PRESS RELEASE FOR 2023 PROGRAM

Women’s Empowerment Draft builds K-12 fanbase through pro-sports traditions

A college-led program continues to build enthusiasm for Women’s History Month by borrowing iconic traditions from professional sports. The 2023 Women’s Empowerment Draft will feature daily social media tributes to female trailblazers with portraits in the color palette of nearby professional basketball teams. The program’s inaugural year was featured on the NFL Network’s NFL360 in 2020, as thirty-two college students celebrated icons, wearing colorful football jerseys emblazoned with those icons’ faces in the color palette of that region’s NFL team. 


This year’s draft seeks to involve thirty K-12 schools, fittingly named for trailblazing women and located in regions with professional basketball teams. For instance, PS8 Elementary of Brooklyn was recently named for Emily Warren Roebling. On March 31, the W.E. Draft will post a tribute including Roebling’s important role in the construction of the Brooklyn Bridge. The program also features sports-inspired trading cards and basketball jerseys featuring Roebling in the colors of the nearby professional basketball team.

The program is produced as an extracurricular internship at NYC’s The New School, where college students researched icons and schools from their own hometown. Junior Eliane Baijal of Washington DC researched and chose to honor Ida B. Wells after discovering a namesake school in her hometown. Aishwarya Moudgal of Dublin, CA reached out to both Amy Imai Elementary and Betty Reid Soskin Middle School, both Bay Area schools to participate. First-year student Caia Hammons-Giesecke will be raising awareness about Clara Brown Entrepreneurial Academy’s namesake in Aurora, Colorado. The portraits were commissioned by artist Rori, of St. Louis, MO. Dan Napolitano, Chief of Staff at The New School, serves as the founding director of the program. 

“The program’s value is in building a culture shift in hero worship,” shared Napolitano. “Boys and girls wear sports jerseys of male athletes but we need to raise up new voices in creative ways.” Napolitano notes a struggle to identify schools named for women when most states have less than 4 percent named for a female icon compared to roughly 15 percent named for men, and over 30 percent named for towns named for men. Some cities researched had only one or two possible choices named for women.

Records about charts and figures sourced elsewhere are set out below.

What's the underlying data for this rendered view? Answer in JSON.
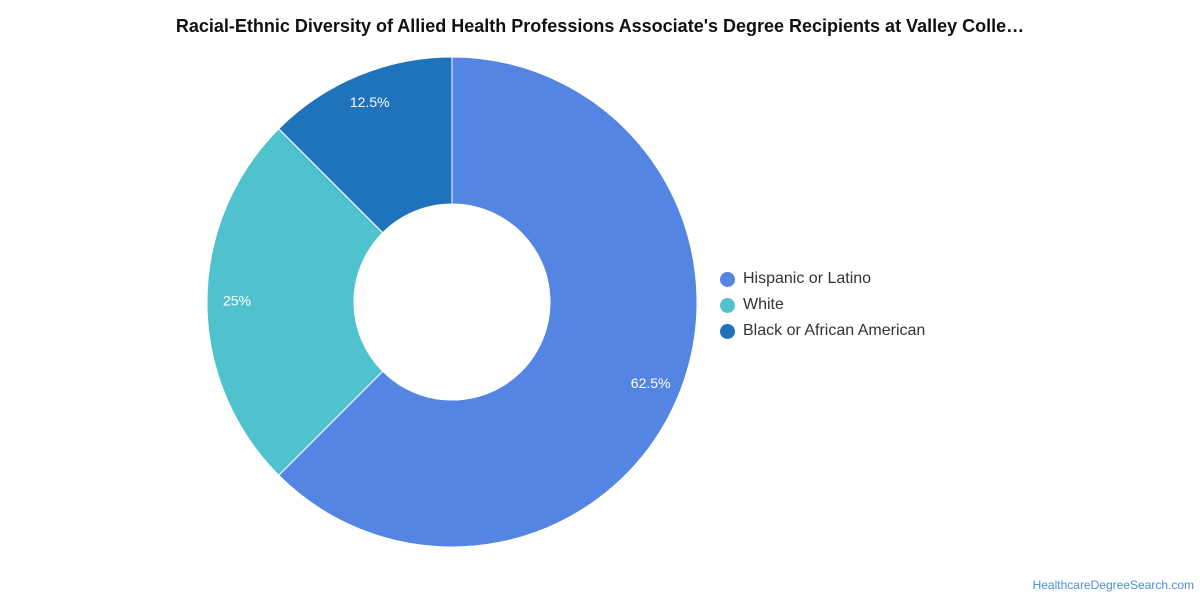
{
  "chart_data": {
    "type": "pie",
    "title": "Racial-Ethnic Diversity of Allied Health Professions Associate's Degree Recipients at Valley Colle…",
    "donut": true,
    "start_angle_deg": 0,
    "direction": "clockwise",
    "legend_position": "right",
    "slices": [
      {
        "label": "Hispanic or Latino",
        "value": 62.5,
        "value_label": "62.5%",
        "color": "#5485E2"
      },
      {
        "label": "White",
        "value": 25,
        "value_label": "25%",
        "color": "#50C2CE"
      },
      {
        "label": "Black or African American",
        "value": 12.5,
        "value_label": "12.5%",
        "color": "#1E73BA"
      }
    ]
  },
  "credit": "HealthcareDegreeSearch.com"
}
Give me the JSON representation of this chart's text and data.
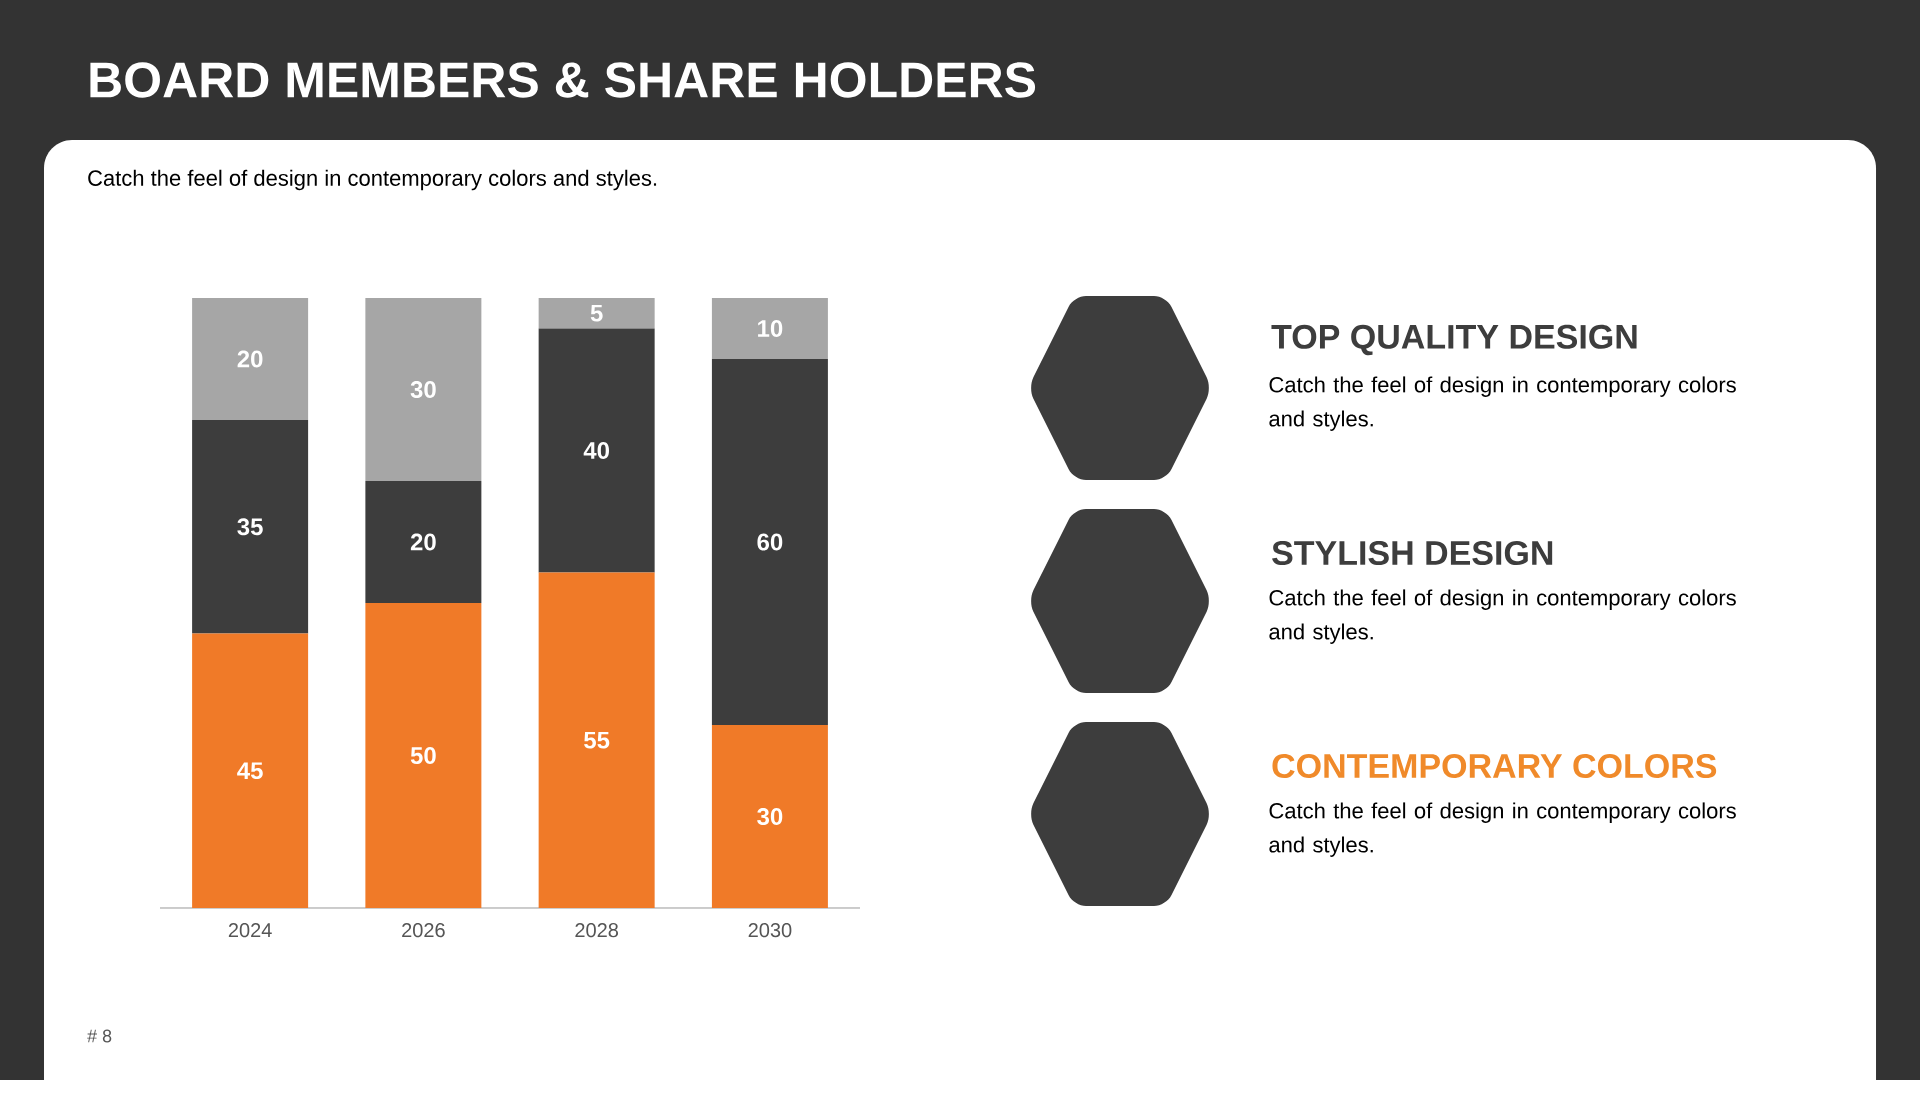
{
  "chart_data": [
    {
      "type": "bar",
      "title": "BOARD MEMBERS & SHARE HOLDERS",
      "subtitle": "Catch the feel of design in contemporary colors and styles.",
      "categories": [
        "2024",
        "2026",
        "2028",
        "2030"
      ],
      "stacked": true,
      "data_labels": true,
      "series": [
        {
          "color": "#f07a28",
          "values": [
            45,
            50,
            55,
            30
          ]
        },
        {
          "color": "#3d3d3d",
          "values": [
            35,
            20,
            40,
            60
          ]
        },
        {
          "color": "#a6a6a6",
          "values": [
            20,
            30,
            5,
            10
          ]
        }
      ],
      "annotations": [
        "# 8"
      ]
    },
    {
      "type": "other",
      "annotations": [
        "TOP QUALITY DESIGN",
        "Catch the feel of design in contemporary colors and styles.",
        "STYLISH DESIGN",
        "Catch the feel of design in contemporary colors and styles.",
        "CONTEMPORARY  COLORS",
        "Catch the feel of design in contemporary colors and styles."
      ]
    }
  ]
}
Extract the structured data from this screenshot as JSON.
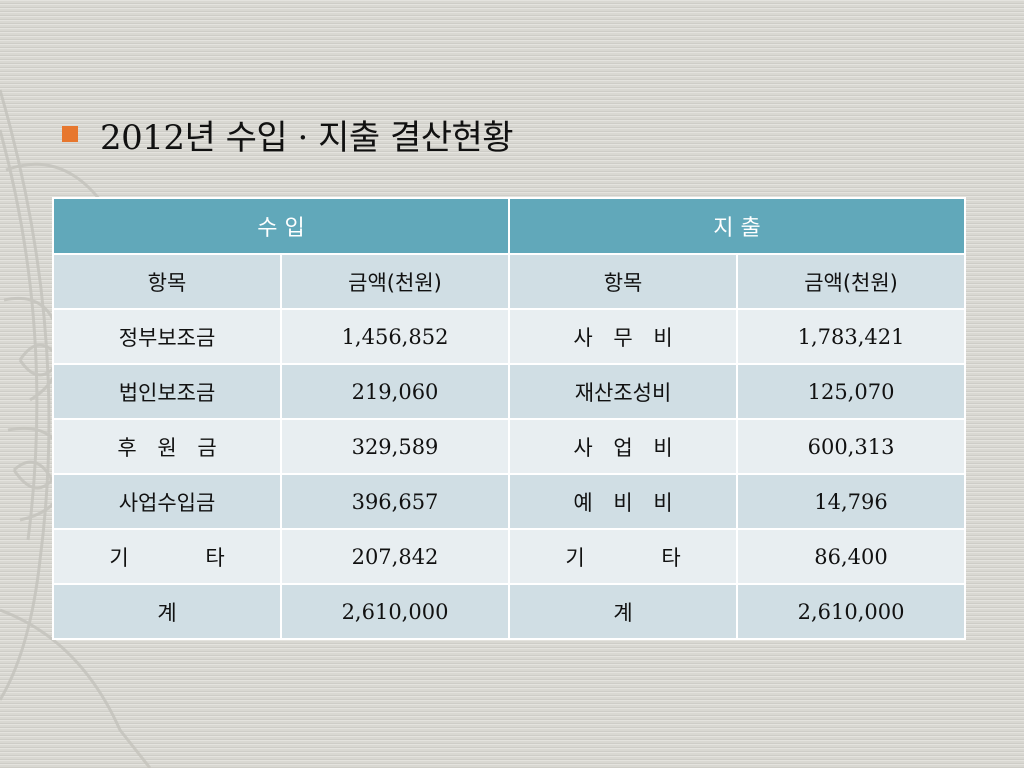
{
  "title": "2012년 수입 · 지출 결산현황",
  "table": {
    "income_header": "수 입",
    "expense_header": "지 출",
    "col_item": "항목",
    "col_amount": "금액(천원)",
    "rows": [
      {
        "income_item": "정부보조금",
        "income_amount": "1,456,852",
        "expense_item": "사 무 비",
        "expense_amount": "1,783,421"
      },
      {
        "income_item": "법인보조금",
        "income_amount": "219,060",
        "expense_item": "재산조성비",
        "expense_amount": "125,070"
      },
      {
        "income_item": "후 원 금",
        "income_amount": "329,589",
        "expense_item": "사 업 비",
        "expense_amount": "600,313"
      },
      {
        "income_item": "사업수입금",
        "income_amount": "396,657",
        "expense_item": "예 비 비",
        "expense_amount": "14,796"
      },
      {
        "income_item": "기 타",
        "income_amount": "207,842",
        "expense_item": "기 타",
        "expense_amount": "86,400"
      }
    ],
    "total": {
      "income_item": "계",
      "income_amount": "2,610,000",
      "expense_item": "계",
      "expense_amount": "2,610,000"
    }
  },
  "colors": {
    "accent": "#e7772e",
    "header_bg": "#61a8ba",
    "band_bg": "#d0dee4",
    "light_bg": "#e8eef1"
  }
}
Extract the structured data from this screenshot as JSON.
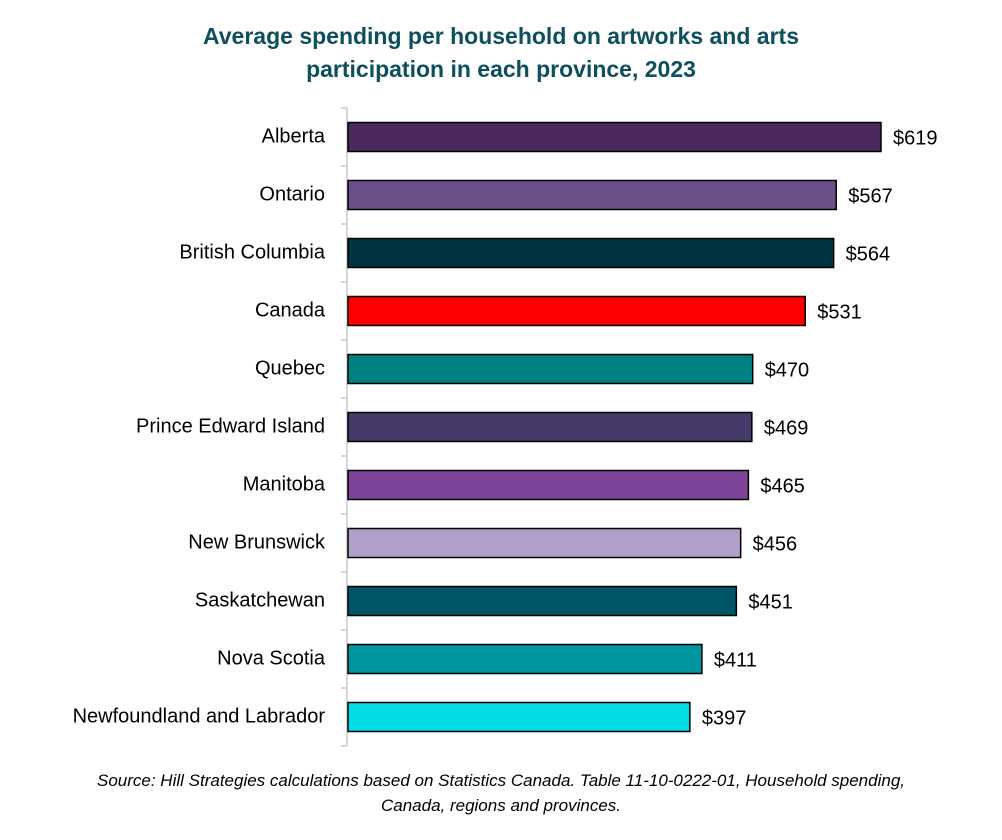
{
  "chart_data": {
    "type": "bar",
    "orientation": "horizontal",
    "title_lines": [
      "Average spending per household on artworks and arts",
      "participation in each province, 2023"
    ],
    "categories": [
      "Alberta",
      "Ontario",
      "British Columbia",
      "Canada",
      "Quebec",
      "Prince Edward Island",
      "Manitoba",
      "New Brunswick",
      "Saskatchewan",
      "Nova Scotia",
      "Newfoundland and Labrador"
    ],
    "values": [
      619,
      567,
      564,
      531,
      470,
      469,
      465,
      456,
      451,
      411,
      397
    ],
    "value_labels": [
      "$619",
      "$567",
      "$564",
      "$531",
      "$470",
      "$469",
      "$465",
      "$456",
      "$451",
      "$411",
      "$397"
    ],
    "colors": [
      "#4a2a5e",
      "#6a5088",
      "#003340",
      "#ff0000",
      "#008080",
      "#463a6a",
      "#7d4399",
      "#b09fc8",
      "#005566",
      "#0096a0",
      "#00dde5"
    ],
    "xlim": [
      0,
      619
    ],
    "grid": false,
    "legend": false,
    "source_lines": [
      "Source: Hill Strategies calculations based on Statistics Canada. Table 11-10-0222-01, Household spending,",
      "Canada, regions and provinces."
    ]
  }
}
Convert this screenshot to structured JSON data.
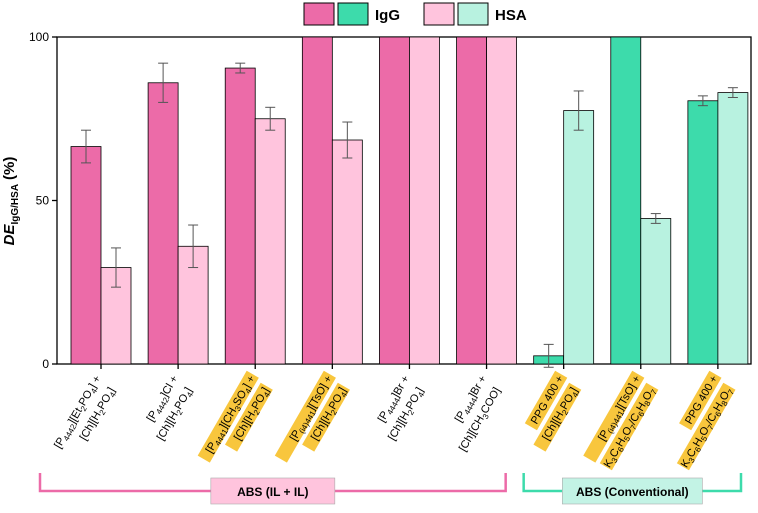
{
  "chart_data": {
    "type": "bar",
    "ylabel": {
      "main": "DE",
      "sub": "IgG/HSA",
      "unit": "(%)"
    },
    "ylim": [
      0,
      100
    ],
    "yticks": [
      "0",
      "50",
      "100"
    ],
    "legend": {
      "placement": "top-center",
      "IgG": "IgG",
      "HSA": "HSA"
    },
    "colors": {
      "ionic_IgG": "#ec6ba8",
      "ionic_HSA": "#ffc4dd",
      "conv_IgG": "#3ddbab",
      "conv_HSA": "#b8f2e0",
      "highlight": "#f8c63d",
      "bracket_ionic": "#ec6ba8",
      "bracket_conv": "#3ddbab",
      "box_ionic": "#ffc4dd",
      "box_conv": "#c3f3e5"
    },
    "categories": [
      {
        "lines": [
          "[P4442][Et2PO4] +",
          "[Ch][H2PO4]"
        ],
        "highlight": false,
        "system": "ionic",
        "IgG": 66.5,
        "IgG_err": 5.0,
        "HSA": 29.5,
        "HSA_err": 6.0
      },
      {
        "lines": [
          "[P4442]Cl +",
          "[Ch][H2PO4]"
        ],
        "highlight": false,
        "system": "ionic",
        "IgG": 86.0,
        "IgG_err": 6.0,
        "HSA": 36.0,
        "HSA_err": 6.5
      },
      {
        "lines": [
          "[P4441][CH3SO4] +",
          "[Ch][H2PO4]"
        ],
        "highlight": true,
        "system": "ionic",
        "IgG": 90.5,
        "IgG_err": 1.5,
        "HSA": 75.0,
        "HSA_err": 3.5
      },
      {
        "lines": [
          "[P(i4)441][TsO] +",
          "[Ch][H2PO4]"
        ],
        "highlight": true,
        "system": "ionic",
        "IgG": 100,
        "IgG_err": null,
        "HSA": 68.5,
        "HSA_err": 5.5
      },
      {
        "lines": [
          "[P4444]Br +",
          "[Ch][H2PO4]"
        ],
        "highlight": false,
        "system": "ionic",
        "IgG": 100,
        "IgG_err": null,
        "HSA": 100,
        "HSA_err": null
      },
      {
        "lines": [
          "[P4444]Br +",
          "[Ch][CH3COO]"
        ],
        "highlight": false,
        "system": "ionic",
        "IgG": 100,
        "IgG_err": null,
        "HSA": 100,
        "HSA_err": null
      },
      {
        "lines": [
          "PPG 400 +",
          "[Ch][H2PO4]"
        ],
        "highlight": true,
        "system": "conventional",
        "IgG": 2.5,
        "IgG_err": 3.5,
        "HSA": 77.5,
        "HSA_err": 6.0
      },
      {
        "lines": [
          "[P(i4)441][TsO] +",
          "K3C6H5O7/C6H8O7"
        ],
        "highlight": true,
        "system": "conventional",
        "IgG": 100,
        "IgG_err": null,
        "HSA": 44.5,
        "HSA_err": 1.5
      },
      {
        "lines": [
          "PPG 400 +",
          "K3C6H5O7/C6H8O7"
        ],
        "highlight": true,
        "system": "conventional",
        "IgG": 80.5,
        "IgG_err": 1.5,
        "HSA": 83.0,
        "HSA_err": 1.5
      }
    ],
    "groups": [
      {
        "label": "ABS (IL + IL)",
        "system": "ionic",
        "from": 0,
        "to": 5
      },
      {
        "label": "ABS (Conventional)",
        "system": "conventional",
        "from": 6,
        "to": 8
      }
    ]
  }
}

The college students are seeking supporters to share the daily posts and plan to openly invite the NBA, WNBA, Nike, and other sports-related companies to share the daily tributes tagging #WEDraft2023. Most importantly, by partnering with 30 K-12 schools, the college students hope those teachers, students, and families will take personal pride in sharing the star power of their school’s namesake. 

“It is a grassroots effort,” added Eliane Baijal, “It combines art, history, equity, and the power of community organizing to turn a name above the school entryway into a superstar.”